While this code is debatable too, I think that expect/runtest/dejagnu
itself should be timing out, and then force-killing gdb anyway.
The still-running log shows:
$ tail testsuite/outputs/gdb.threads/process-dies-while-handling-bp/gdb.log
(gdb) PASS: gdb.threads/process-dies-while-handling-bp.exp: non_stop=on: cond_bp_target=1: set breakpoint that evals false
continue &
Continuing.
(gdb) PASS: gdb.threads/process-dies-while-handling-bp.exp: non_stop=on: cond_bp_target=1: continue &
KFAIL: gdb.threads/process-dies-while-handling-bp.exp: non_stop=on: cond_bp_target=1: inferior 1 exited (timeout) (PRMS: gdb/18749)
Remote debugging from host 127.0.0.1
gdbserver: reading register 0: No such process
Killing process(es): 82121
monitor exit
Ignoring packet error, continuing...
$
So all is self consistent.
I just don't understand why doesn't dejagnu timeout.
I think the "monitor exit" is the one from
gdb/testsuite/lib/gdbserver-support.exp:gdb_exit.

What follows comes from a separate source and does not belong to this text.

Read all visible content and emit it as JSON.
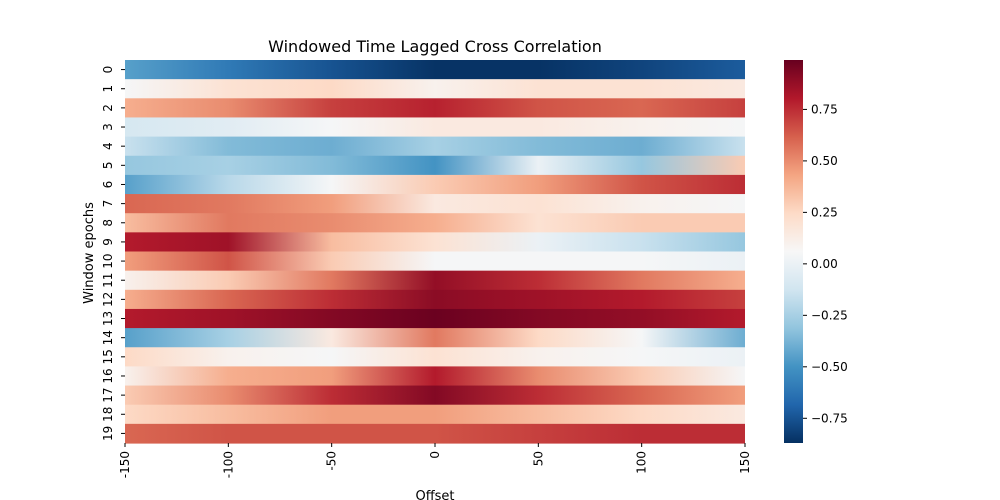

The other hung test is "gdb.base/cond-expr.exp". This one's more
mysterious. Attaching to the gdb in question, I really see nothing. gdb
is not debugging anything, and is just waiting for input.
However, from:
$ tail testsuite/outputs/gdb.base/cond-expr/gdb.log
Type "show configuration" for configuration details.
For bug reporting instructions, please see:
<http://www.gnu.org/software/gdb/bugs/>.
Find the GDB manual and other documentation resources online at:
<http://www.gnu.org/software/gdb/documentation/>.
For help, type "help".
Type "apropos word" to search for commands related to "word".
/home/palves/gdb/build/gdb/testsuite/../../gdb/gdb version 7.11.50.20160505-git -nw -nx -data-directory /home/palves/gdb/build/gdb/testsuite/../data-directory -ex "set auto-connect-native-target off"
runtest completed at Thu May 5 10:31:20 2016
$
we see that that test did complete. So I can't really explain that...
So in sum, we may have gdb or gdbserver bugs, but the framework
should be timing out and coping anyway. Why isn't it? I have no
clue atm.
Thanks,
Pedro Alves